Frauke Brosius-Gersdorf fordert verpflichtende Angabe der Adresse auf Social Media

Liebe Leserinnen und Leser, die bekannte beleidigte Leberwurst Frauke Brosius Gersdorf fordert, wie es ihre Art ist, mal wieder Einschränkungen der Meinungsfreiheit. Sie fordert die verpflichtende Angabe von Namen und Adresse bei der Registrierung auf Social-Media-Plattformen – um besser „gegen Persönlichkeitsrechtsverletzungen zivilgerichtlich und strafrechtlich vorgehen“ zu können. Auf Deutsch: Man will noch mehr Hausdurchsuchungen und Beleidigungsklagen gegen regierungskritische Meinungen durchsetzen.
Wie Apollo News in seiner Onlineausgabe vom 24.08.2026 berichtet, will die gescheiterte Kandidatin für den Richterposten am Bundesverfassungsgericht, Frauke Brosius-Gersdorf die verpflichtende Nennung des Namens und der Adresse von Nutzern bei der Registrierung auf Plattformen durchsetzen. Mit einer solchen Pflicht könne man besser „gegen Persönlichkeitsrechtsverletzungen zivilgerichtlich und strafrechtlich vorgehen“, findet die Professorin.
Unter Pseudonym schreiben aber nicht anonym
Die Juristin führt aus: „Dann kann man sich zwar weiterhin auf der Plattform unter einem Pseudonym äußern.“ Doch sobald ein Nutzer die Persönlichkeitsrechte anderer Personen verletzt „oder Straftaten begeht“, sollten, wie sie findet, „die Betroffenen einen Auskunftsanspruch gegenüber dem Plattformbetreiber auf Herausgabe des Namens des Rechtsverletzers haben.“
Das freie Internet soll abgeschafft werden
Natürlich bringt sie als Argument auch wieder ihre gescheiterte Wahl als Richterin im Verfassungsgericht. Sie kann es nicht verwinden, dass sie in einer demokratischen Wahl gescheitert ist. Schuld waren nach ihrer Ansicht, rechte Hetze und Desinformationen im Internet.
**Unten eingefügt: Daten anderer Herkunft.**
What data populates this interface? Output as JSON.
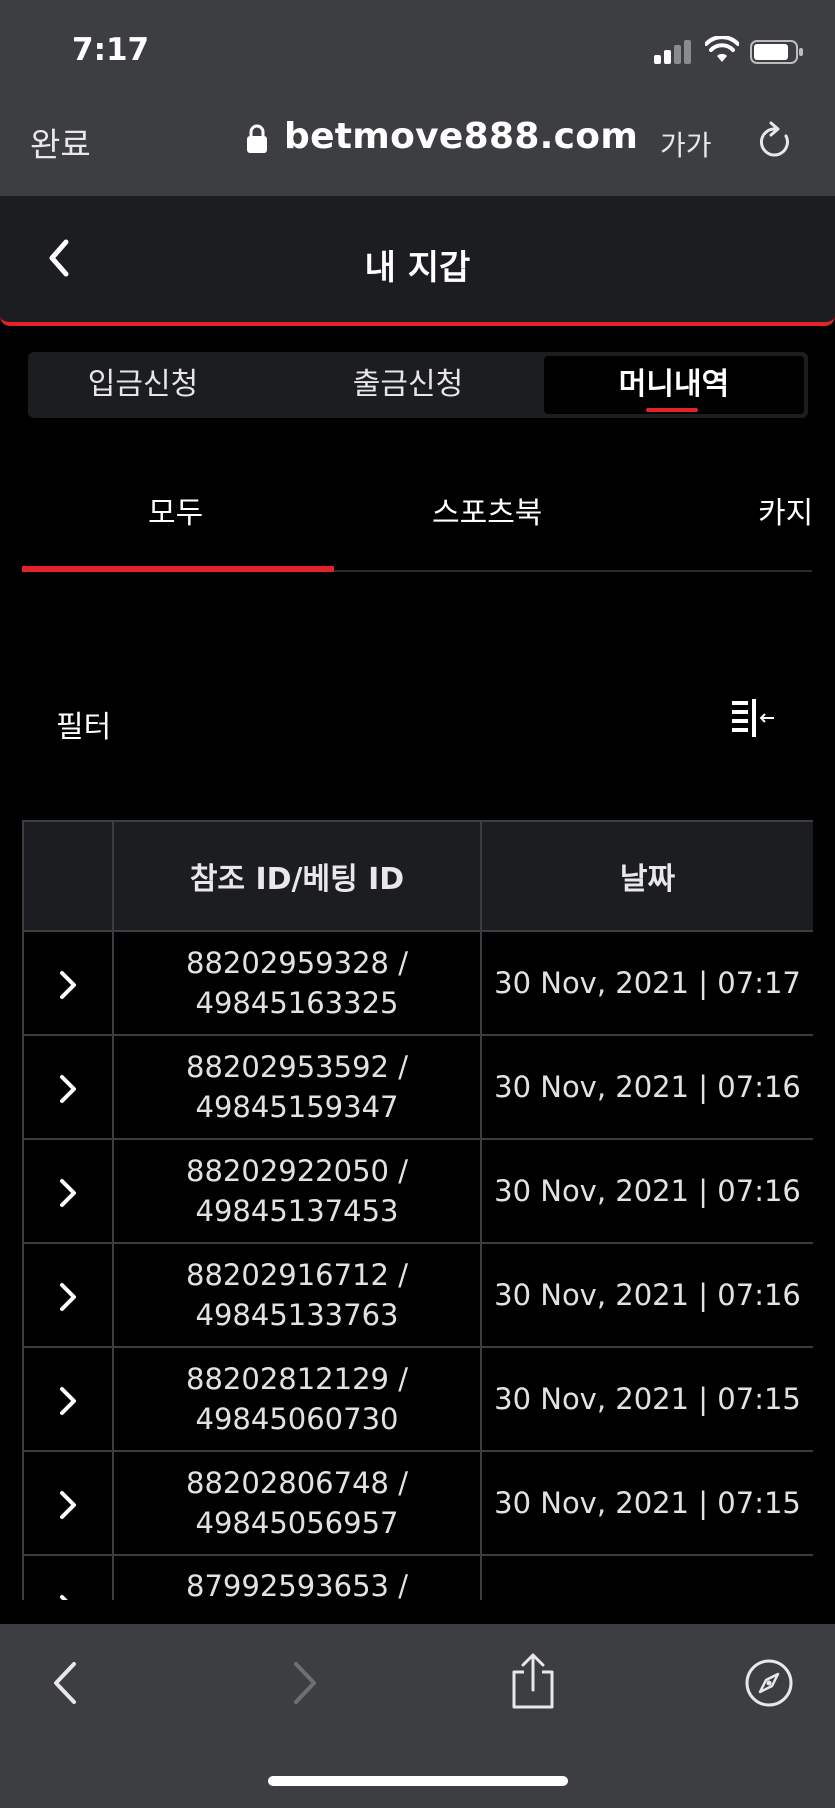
{
  "status": {
    "time": "7:17"
  },
  "urlbar": {
    "done_label": "완료",
    "domain": "betmove888.com",
    "text_size_label": "가가"
  },
  "header": {
    "title": "내 지갑"
  },
  "wallet_tabs": [
    {
      "label": "입금신청"
    },
    {
      "label": "출금신청"
    },
    {
      "label": "머니내역",
      "active": true
    }
  ],
  "sub_tabs": [
    {
      "label": "모두",
      "active": true
    },
    {
      "label": "스포츠북"
    },
    {
      "label": "카지"
    }
  ],
  "filter": {
    "label": "필터"
  },
  "table": {
    "headers": [
      "",
      "참조 ID/베팅 ID",
      "날짜"
    ],
    "rows": [
      {
        "ref_id": "88202959328 /",
        "bet_id": "49845163325",
        "date": "30 Nov, 2021 | 07:17"
      },
      {
        "ref_id": "88202953592 /",
        "bet_id": "49845159347",
        "date": "30 Nov, 2021 | 07:16"
      },
      {
        "ref_id": "88202922050 /",
        "bet_id": "49845137453",
        "date": "30 Nov, 2021 | 07:16"
      },
      {
        "ref_id": "88202916712 /",
        "bet_id": "49845133763",
        "date": "30 Nov, 2021 | 07:16"
      },
      {
        "ref_id": "88202812129 /",
        "bet_id": "49845060730",
        "date": "30 Nov, 2021 | 07:15"
      },
      {
        "ref_id": "88202806748 /",
        "bet_id": "49845056957",
        "date": "30 Nov, 2021 | 07:15"
      },
      {
        "ref_id": "87992593653 /",
        "bet_id": "",
        "date": ""
      }
    ]
  },
  "colors": {
    "accent": "#e2232a",
    "chrome": "#3d3e42",
    "panel": "#1c1d21"
  },
  "icons": {
    "signal": "cellular-signal-icon",
    "wifi": "wifi-icon",
    "battery": "battery-icon",
    "lock": "lock-icon",
    "reload": "reload-icon",
    "back": "chevron-left-icon",
    "filter": "filter-columns-icon",
    "row_expand": "chevron-right-icon",
    "share": "share-icon",
    "compass": "compass-icon"
  }
}
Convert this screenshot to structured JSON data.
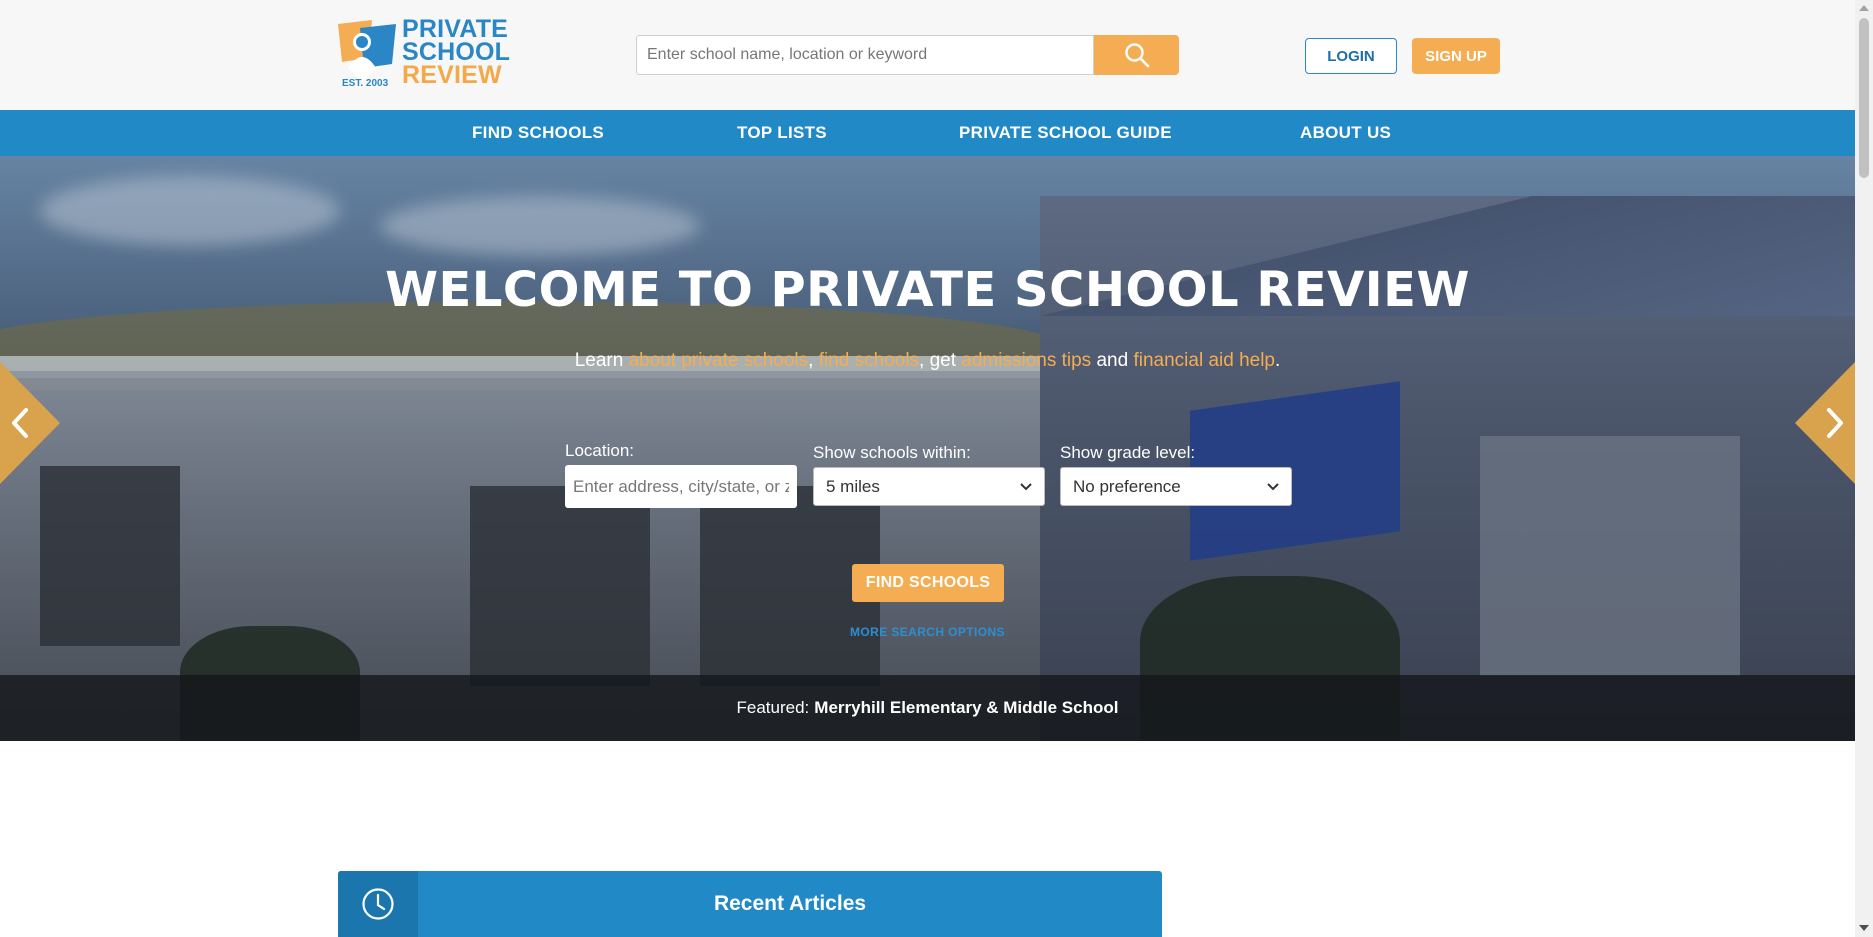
{
  "header": {
    "logo": {
      "line1": "PRIVATE",
      "line2": "SCHOOL",
      "line3": "REVIEW",
      "est": "EST. 2003"
    },
    "search": {
      "placeholder": "Enter school name, location or keyword",
      "icon": "search-icon"
    },
    "login_label": "LOGIN",
    "signup_label": "SIGN UP"
  },
  "nav": {
    "items": [
      {
        "label": "FIND SCHOOLS"
      },
      {
        "label": "TOP LISTS"
      },
      {
        "label": "PRIVATE SCHOOL GUIDE"
      },
      {
        "label": "ABOUT US"
      }
    ]
  },
  "hero": {
    "title": "WELCOME TO PRIVATE SCHOOL REVIEW",
    "subtitle": {
      "prefix": "Learn ",
      "link1": "about private schools",
      "sep1": ", ",
      "link2": "find schools",
      "sep2": ", get ",
      "link3": "admissions tips",
      "sep3": " and ",
      "link4": "financial aid help",
      "suffix": "."
    },
    "location_label": "Location:",
    "location_placeholder": "Enter address, city/state, or zip",
    "within_label": "Show schools within:",
    "within_value": "5 miles",
    "grade_label": "Show grade level:",
    "grade_value": "No preference",
    "find_button": "FIND SCHOOLS",
    "more_options": "MORE SEARCH OPTIONS",
    "featured_prefix": "Featured:",
    "featured_school": "Merryhill Elementary & Middle School",
    "prev_icon": "chevron-left-icon",
    "next_icon": "chevron-right-icon"
  },
  "articles": {
    "title": "Recent Articles",
    "icon": "clock-icon"
  },
  "colors": {
    "brand_blue": "#2089c6",
    "brand_orange": "#f4ad52"
  }
}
Ihre Voreingenommenheit in wichtigen Themen spielten in ihren Augen natürlich keine Rolle. Man muss froh sein, dass diese Frau, die offensichtlich an einer maßlosen Selbstüberschätzung leidet, ihren Einzug ins Verfassungsgericht verpasst hat. Daraus resultiert nun diese Forderung. Aus Angst vor Repressionen des Staates trauen sich dann viele Menschen nicht mehr, ihrer Meinung freien Lauf zu lassen. Die DDR und das „Dritte Reich“ lassen grüßen.
Auf die Berichterstattung über ihre Nichtwahl folgten aus dem linken Lager Empörung und der Vorwurf einer rechten „Kampagne“. Zudem wurde im heute journal fälschlicherweise der Eindruck erweckt, Apollo News habe Falschinformationen über Brosius-Gersdorf verbreitet. Das ZDF musste eine Unterlassungserklärung abgeben. (mehr dazu hier).
Auch eine strikte Presse-Zensur fordert sie
Sie äußert sich seitdem immer wieder kritisch über „neue Medien wie Nius“. So forderte die Juristin erst zuletzt zum Jahrestag ihres Rücktritts von ihrer Kandidatur „eine staatsferne Behördenaufsicht über neue und soziale Medien“. Der kritischen Berichterstattung warf Brosius-Gersdorf vor, „Abgeordnete zu desinformieren und die politischen Entscheidungsprozesse zu beeinflussen“ (Apollo News berichtete).
Zusammenfassend kann man also sagen, dass Frau Brosius-Gersdorf einfach nicht verwinden kann, dass es Medien gibt, die kritisch zur Regierung und deren Apparat stehen. Zudem ist auch bereits aufgefallen, dass sie sich positiv zu einem Verbot der Opposition (AfD) geäußert hat. Das Handelsblatt berichtete darüber.